Reply on EM to Mike's Reply on ER
Bruce Anderson
landerso at ida.org
Wed Apr 3 07:48:50 PST 1996
Mike Ossipoff posted two messages replying to me, on ER, on April 1--one at
16:17 PST and one at 18:12 PST. I disagree in one way or another with
essentially everything in the 16:17 message, and I disagree with much, but not
everything, in the 18:12 message.
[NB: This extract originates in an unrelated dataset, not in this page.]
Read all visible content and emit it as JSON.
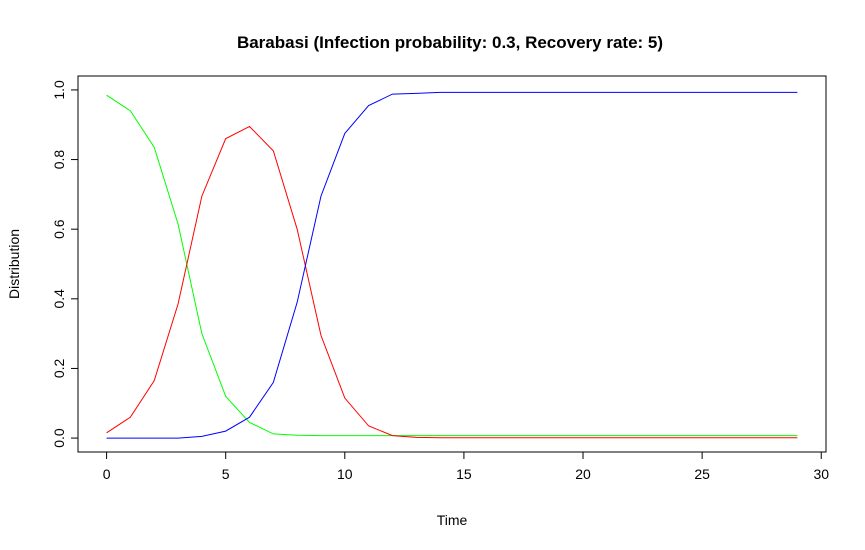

One of the things that I agree with in that
latter message is:
On Apr 1, 6:12pm, Mike Ossipoff wrote:
> Subject: [ER] Re: Reply to Bruce Anderson
> Sorry if this is off the topic of this list,
which is why I am posting this response on EM.
Rather than attempt to respond to everything, or to those points that we are
least likely to reach agreement upon, I think that it might be more productive
to respond to the points on which we are most likely to be able to reach some
type of agreement.
> I just wanted to give credit to Bruce where it's due, though I
> don't agree with him that Smith-Condorcet is too complicated to
> propose to the public, or that Copeland's method can be considered
> as good as plain Condorcet or Smith-Condorcet, when it comes
> to the standards that are the reason why we electoral reformers
> want a better single-winner method.
I don't think I ever said that (in my notation) Smith//Condorcet is too
complicated to propose to the public. I said that it is significantly more
complicated than just Condorcet. I also said that it is significantly better
than just Condorcet. I also said that I thought that there are still other
voting methods that are both better and simpler than Smith//Condorcet. None of
these statements mean that Smith//Condorcet is too complicated for public use.
In fact, I think that it is too simple, and that the public could accept the
slightly more complex method I denote by Smith//Condorcet//Plurality. I presume
that Mike thinks that Smith//Condorcet is slightly more complicated and slightly
better than just Condorcet. Maybe we'll never reach agreement on "slightly"
versus "significantly," but maybe we can agree on the unmodified "more."
Determining which standards are most desirable would be a good topic to
debate--too good to try to rush out in a "quick-and-dirty" e-mail posting.
As an aside, in my notation X-Y either means a particular voting method jointly
proposed by X and Y, or it means a particular voting method where X and Y alone
have no intrinsic meaning. X//Y means that X and Y are both ranked-ballot
single-winner voting methods where, if X produces a single winner, then that
winner is the X//Y winner; while if X results in tied winners, then the result
of applying method Y to this set of tied winners yields the overall X//Y
winner(s).
> When I said that any method having the no-show paradox must also
> be non-monotonic according to the official academic definition, when
> the number of voters doesn't change, I believed it at the time. Maybe
> it's true, but my reason for believing that when I said it wasn't
> correct. It doesn't matter though, since we were talking about a
> particular method, Instant Runoff, which, as I said, is known to
> be nonmonotonic anyway,
Let's say that a ranked-ballot method that cannot exhibit the no-show paradox is
"turnout-monotonic" and that a ranked-ballot method that satisfies the standard
definition of monotonic is also called "preference-monotonic." Then I can't
prove that a turnout-monotonic method is necessarily preference-monotonic, nor
can I prove that a preference-monotonic method is necessarily turnout-monotonic.
Indeed, I suspect that sufficiently weird voting methods can be constructed
showing that either one can be satisfied without satisfying the other. However,
I also suspect that the typically discussed voting methods either satisfy both
or fail both. More specifically here, the issue of whether either type of
monotonicity implies the other was clearly what I was talking about in my
response to Rob's message which, in turn, Mike was responding to--I certainly
was not just "talking about a particular method, Instant Runoff, which ... is
known to be nonmonotonic anyway".
In fact, I have never used and I strongly oppose the use of the term "Instant
Runoff" to mean MPV/STV/Hare voting. Runoff has an established meaning, at
least it does in the United States--it's the pairwise match between the top two
plurality leaders, if neither has a strict majority. So an "instant runoff"
should be that pairwise match based on the voters ranked ballots. I suggest
calling the single-winner version of STV/Hare by the abbreviation "PEV."
Supporters could say PEV stands for Preferentially Empowered Voting, while
others could say that PEV stands for Plurality Elimination Voting, which is what
it really is.
In my opinion, what Rob was trying to discuss in his original message, and what
Mike keeps repeating--that PEV fails (in the terminology just above) BOTH
preference-monotonicity AND turnout-monotonicity--is crucially important. I
think these failures, taken together, form the single greatest flaw of PEV.
Perhaps that's why I was somewhat upset when Rob presented this flaw the way he
did. I urge Rob, and Mike, and anyone else interested, to develop powerfully
worded but technically correct presentations to show why PEV, and all other
voting methods with this flaw, are quite undesirable.